Porém, recentemente, tivemos outras movimentações na legislação e no entendimento dos Tribunais Superiores que permitem a adoção de uma política “mais repressiva” contra os inadimplentes de tributos.
É o caso da possibilidade de a Fazenda Pública pedir a falência dos contribuintes inadimplentes.
Se antes existiam dúvidas se as Fazendas Públicas poderiam pedir falência, agora, elas estão superadas, especialmente porque o Superior Tribunal de Justiça – STJ, em recente decisão, permitiu o processamento de pedido falimentar apresentado pela União.
Em resumo, o entendimento do STJ é o de que tal providência pode ser adotada pelo Fisco quando as execuções fiscais forem reconhecidamente dadas como frustradas.
Ainda segundo o entendimento do Superior Tribunal de Justiça, quando uma empresa deixa de recolher tributos, ela obtém vantagem competitiva em relação às demais empresas do mesmo setor. Esse cenário demonstra que a empresa perde sua capacidade de cumprir a função social estabelecida pela legislação.

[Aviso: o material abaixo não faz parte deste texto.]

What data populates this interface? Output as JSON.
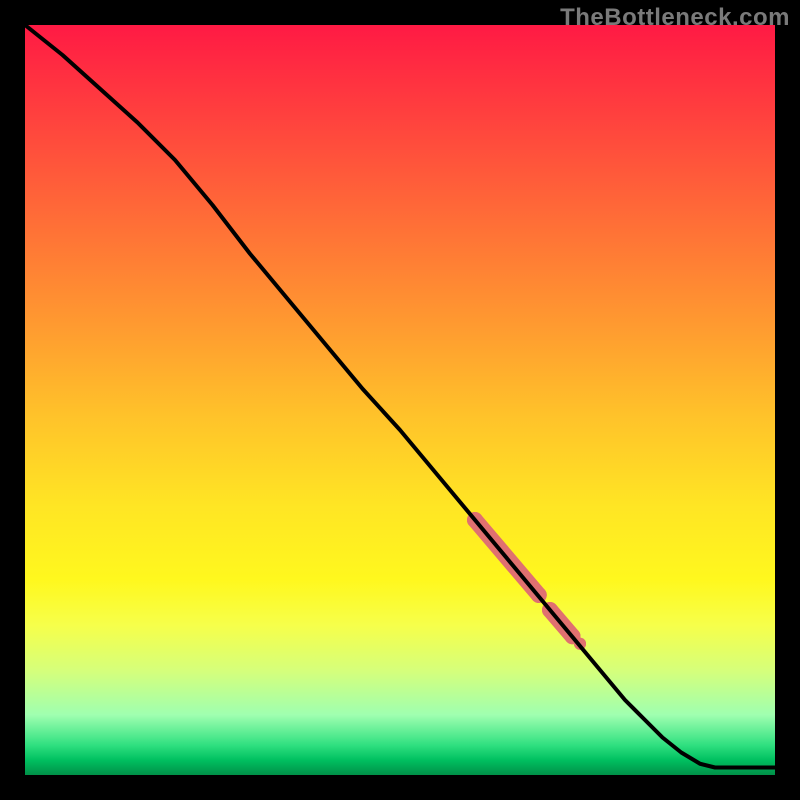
{
  "watermark": "TheBottleneck.com",
  "colors": {
    "curve": "#000000",
    "marker": "#e07070",
    "marker_stroke": "#d85a5a"
  },
  "chart_data": {
    "type": "line",
    "title": "",
    "xlabel": "",
    "ylabel": "",
    "xlim": [
      0,
      100
    ],
    "ylim": [
      0,
      100
    ],
    "grid": false,
    "legend": false,
    "curve": {
      "name": "bottleneck-curve",
      "x": [
        0,
        5,
        10,
        15,
        20,
        25,
        30,
        35,
        40,
        45,
        50,
        55,
        60,
        62.5,
        65,
        67.5,
        70,
        72.5,
        75,
        77.5,
        80,
        82.5,
        85,
        87.5,
        90,
        92,
        94,
        100
      ],
      "y": [
        100,
        96,
        91.5,
        87,
        82,
        76,
        69.5,
        63.5,
        57.5,
        51.5,
        46,
        40,
        34,
        31,
        28,
        25,
        22,
        19,
        16,
        13,
        10,
        7.5,
        5,
        3,
        1.5,
        1,
        1,
        1
      ]
    },
    "markers": {
      "name": "highlighted-range",
      "segments": [
        {
          "x": [
            60,
            68.5
          ],
          "y": [
            34,
            24
          ],
          "thickness": 16
        },
        {
          "x": [
            70,
            73
          ],
          "y": [
            22,
            18.5
          ],
          "thickness": 16
        },
        {
          "x": [
            74,
            74
          ],
          "y": [
            17.5,
            17.5
          ],
          "thickness": 12
        }
      ]
    }
  }
}
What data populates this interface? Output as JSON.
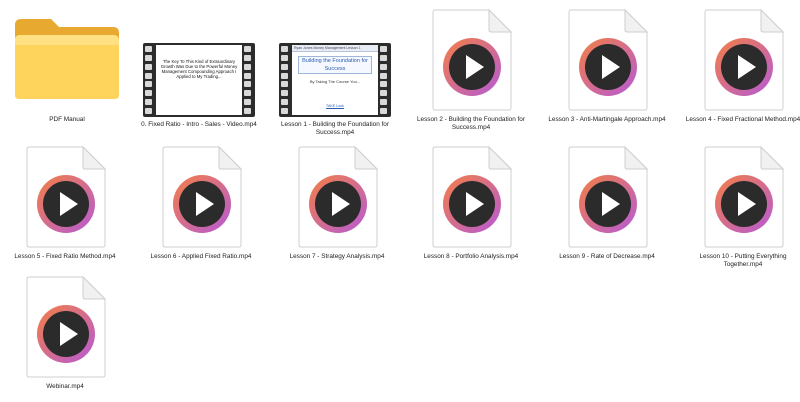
{
  "files": [
    {
      "name": "PDF Manual",
      "kind": "folder"
    },
    {
      "name": "0. Fixed Ratio - Intro - Sales - Video.mp4",
      "kind": "film-intro"
    },
    {
      "name": "Lesson 1 - Building the Foundation for Success.mp4",
      "kind": "film-lesson1"
    },
    {
      "name": "Lesson 2 - Building the Foundation for Success.mp4",
      "kind": "video"
    },
    {
      "name": "Lesson 3 - Anti-Martingale Approach.mp4",
      "kind": "video"
    },
    {
      "name": "Lesson 4 - Fixed Fractional Method.mp4",
      "kind": "video"
    },
    {
      "name": "Lesson 5 - Fixed Ratio Method.mp4",
      "kind": "video"
    },
    {
      "name": "Lesson 6 - Applied Fixed Ratio.mp4",
      "kind": "video"
    },
    {
      "name": "Lesson 7 - Strategy Analysis.mp4",
      "kind": "video"
    },
    {
      "name": "Lesson 8 - Portfolio Analysis.mp4",
      "kind": "video"
    },
    {
      "name": "Lesson 9 - Rate of Decrease.mp4",
      "kind": "video"
    },
    {
      "name": "Lesson 10 - Putting Everything Together.mp4",
      "kind": "video"
    },
    {
      "name": "Webinar.mp4",
      "kind": "video"
    }
  ],
  "thumbnails": {
    "intro_text": "The Key To This Kind of Extraordinary Growth Was Due to the Powerful Money Management Compounding Approach I Applied to My Trading...",
    "lesson1_header": "Ryan Jones Money Management Lesson 1",
    "lesson1_title": "Building the Foundation for Success",
    "lesson1_sub": "By Taking The Course You...",
    "lesson1_link": "TAKE Look"
  },
  "colors": {
    "play_ring_gradient": [
      "#f37f45",
      "#b65ad6"
    ],
    "play_disc": "#2b2b2b",
    "folder_front": "#ffd45c",
    "folder_back": "#e8a930"
  }
}
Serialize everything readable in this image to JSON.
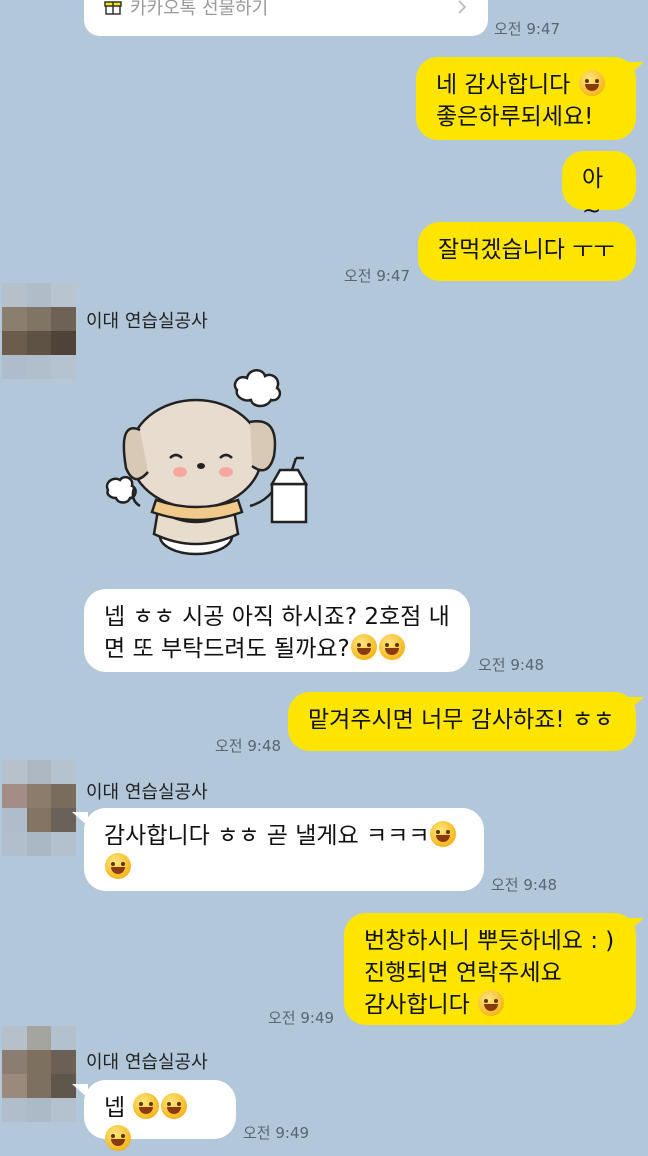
{
  "gift": {
    "label": "카카오톡 선물하기"
  },
  "messages": {
    "t1": "오전 9:47",
    "out1": {
      "line1": "네 감사합니다",
      "line2": "좋은하루되세요!"
    },
    "out2": "아~",
    "out3": "잘먹겠습니다 ㅜㅜ",
    "t2": "오전 9:47",
    "sender": "이대 연습실공사",
    "in1": {
      "line1": "넵 ㅎㅎ 시공 아직 하시죠? 2호점 내",
      "line2": "면 또 부탁드려도 될까요?"
    },
    "t3": "오전 9:48",
    "out4": "맡겨주시면 너무 감사하죠! ㅎㅎ",
    "t4": "오전 9:48",
    "sender2": "이대 연습실공사",
    "in2": {
      "line1": "감사합니다 ㅎㅎ 곧 낼게요 ㅋㅋㅋ"
    },
    "t5": "오전 9:48",
    "out5": {
      "line1": "번창하시니 뿌듯하네요 : )",
      "line2": "진행되면 연락주세요",
      "line3": "감사합니다"
    },
    "t6": "오전 9:49",
    "sender3": "이대 연습실공사",
    "in3": "넵",
    "t7": "오전 9:49"
  },
  "icons": [
    "gift-icon",
    "chevron-right-icon",
    "smile-emoji",
    "dog-sticker"
  ],
  "colors": {
    "background": "#b2c7da",
    "outgoing": "#fee500",
    "incoming": "#ffffff"
  }
}
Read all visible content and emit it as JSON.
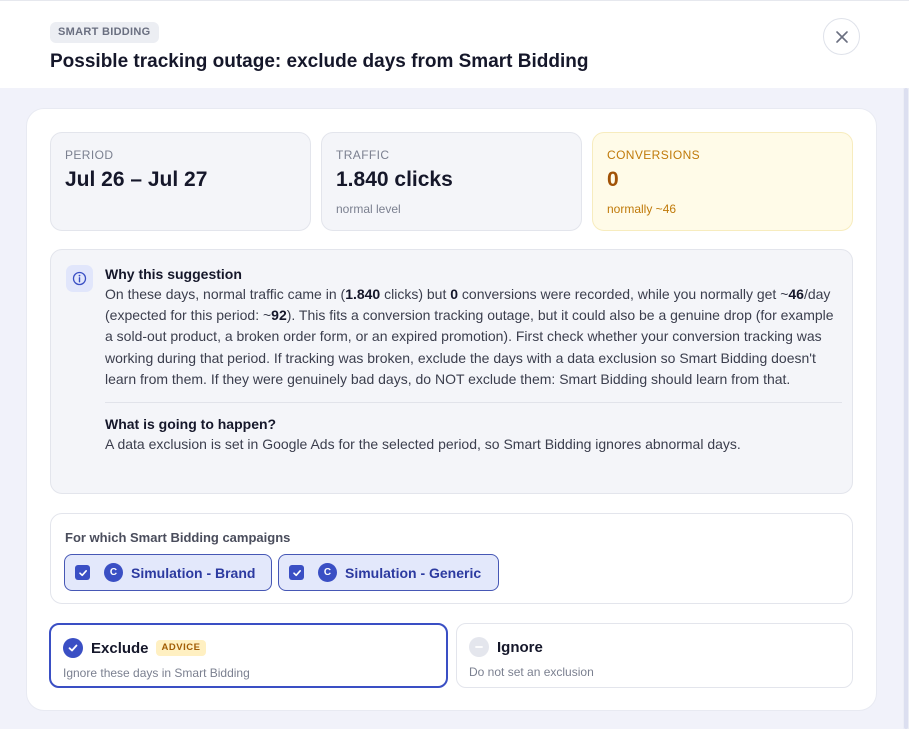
{
  "header": {
    "badge": "SMART BIDDING",
    "title": "Possible tracking outage: exclude days from Smart Bidding",
    "close_icon": "close-icon"
  },
  "stats": [
    {
      "label": "PERIOD",
      "value": "Jul 26 – Jul 27",
      "sub": ""
    },
    {
      "label": "TRAFFIC",
      "value": "1.840 clicks",
      "sub": "normal level"
    },
    {
      "label": "CONVERSIONS",
      "value": "0",
      "sub": "normally ~46"
    }
  ],
  "info": {
    "icon": "info-icon",
    "why_title": "Why this suggestion",
    "why_parts": [
      "On these days, normal traffic came in (",
      "1.840",
      " clicks) but ",
      "0",
      " conversions were recorded, while you normally get ~",
      "46",
      "/day (expected for this period: ~",
      "92",
      "). This fits a conversion tracking outage, but it could also be a genuine drop (for example a sold-out product, a broken order form, or an expired promotion). First check whether your conversion tracking was working during that period. If tracking was broken, exclude the days with a data exclusion so Smart Bidding doesn't learn from them. If they were genuinely bad days, do NOT exclude them: Smart Bidding should learn from that."
    ],
    "happen_title": "What is going to happen?",
    "happen_text": "A data exclusion is set in Google Ads for the selected period, so Smart Bidding ignores abnormal days."
  },
  "campaigns": {
    "label": "For which Smart Bidding campaigns",
    "items": [
      {
        "avatar": "C",
        "name": "Simulation - Brand",
        "checked": true
      },
      {
        "avatar": "C",
        "name": "Simulation - Generic",
        "checked": true
      }
    ]
  },
  "options": {
    "exclude": {
      "title": "Exclude",
      "badge": "ADVICE",
      "sub": "Ignore these days in Smart Bidding",
      "selected": true
    },
    "ignore": {
      "title": "Ignore",
      "sub": "Do not set an exclusion",
      "selected": false
    }
  },
  "colors": {
    "accent": "#3a4fc4",
    "warning_bg": "#fffbe8",
    "warning_text": "#a15206",
    "page_bg": "#f1f2fa"
  }
}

O inadimplemento fiscal, portanto, não apenas prejudicaria o erário, mas distorceria o ambiente de negócios, favorecendo práticas desleais que afastariam a confiança entre os agentes econômicos, conforme acórdão:
A sociedade empresária que mantém passivo tributário inadimplido, mesmo quando regularmente demandada em juízo (seja porque não possui condições de arcar com os débitos inerentes ao exercício de sua atividade, seja porque se utiliza de meios fraudulentos para se esquivar do pagamento de tributos), falhou em cumprir com sua função social. A manutenção da atividade empresária, assim, passa a caracterizar concorrência desleal em relação aos agentes econômicos que cumprem com suas obrigações fiscais, situação que não é passível de chancela pelo Judiciário.
Não há dúvidas de que essa questão ainda será objeto de novos desdobramentos e decisões, mas ela “abriu o caminho” para a Fazenda tratar da matéria com mais profundidade.
Não foi por menos que, após esse julgamento, a Procuradoria da Fazenda Nacional editou a Portaria n. 903/2026, para alterar a Portaria n. 83/2018 e regulamentar as possibilidades em que o Fisco poderá, excepcionalmente, requerer a falência das empresas inadimplentes:
Art. 49-A. O Procurador da Fazenda Nacional poderá, excepcionalmente, ajuizar pedido de falência em face de devedores da União e do FGTS, observados os seguintes requisitos:
I – existência de créditos inscritos em dívida ativa da União e do FGTS em situação irregular e em montante consolidado igual ou superior a R$15.000.000,00 (quinze milhões de reais);
II – frustração da pretensão executiva, quando os meios disponíveis para atingir o patrimônio do devedor, no âmbito da execução fiscal, revelarem-se ineficazes;
III – ocorrência de hipótese prevista no art. 94, caput, incisos II ou III, da Lei nº 11.101, de 9 de fevereiro de 2005;
IV – ausência de proposta de negociação individual pendente; e
V – autorização prévia da Coordenação-Geral de Estratégias de Recuperação de Créditos da Procuradoria-Geral Adjunta da Dívida Ativa da União e do FGTS.
- 1º A hipótese prevista neste artigo, ainda que acolhida pelo Poder Judiciário, não obsta, por si só, a possibilidade de negociação da dívida, nos termos da legislação de regência.
- 2º O disposto neste artigo não se aplica aos pedidos de conversão de recuperação judicial em falência, que deverão ser formulados na forma da legislação de regência.
Art. 49-B. O pedido de falência de devedor ou grupo de devedores previsto neste Capítulo deverá, sempre que possível, ser apresentado em conjunto ou em regime de cooperação com a Procuradoria do Estado, do Distrito Federal e do Município correspondente.”(NR)
Embora essa “nova ferramenta” deva ser usada com cautela pelo Fisco, que, sem dúvida, sopesará vários fatores antes de ajuizar uma demanda de tamanha envergadura e reflexos, é fato que ela está à disposição dos entes federados e validada pelo Tribunal da Cidadania.
Tal situação, portanto, aponta para aquilo que todo o contribuinte deve se preocupar na condução de seu negócio, consistente na adoção de estratégias preventivas e no cuidado na gestão de seus ativos e passivos, para afastar todas as possibilidades de uma falência.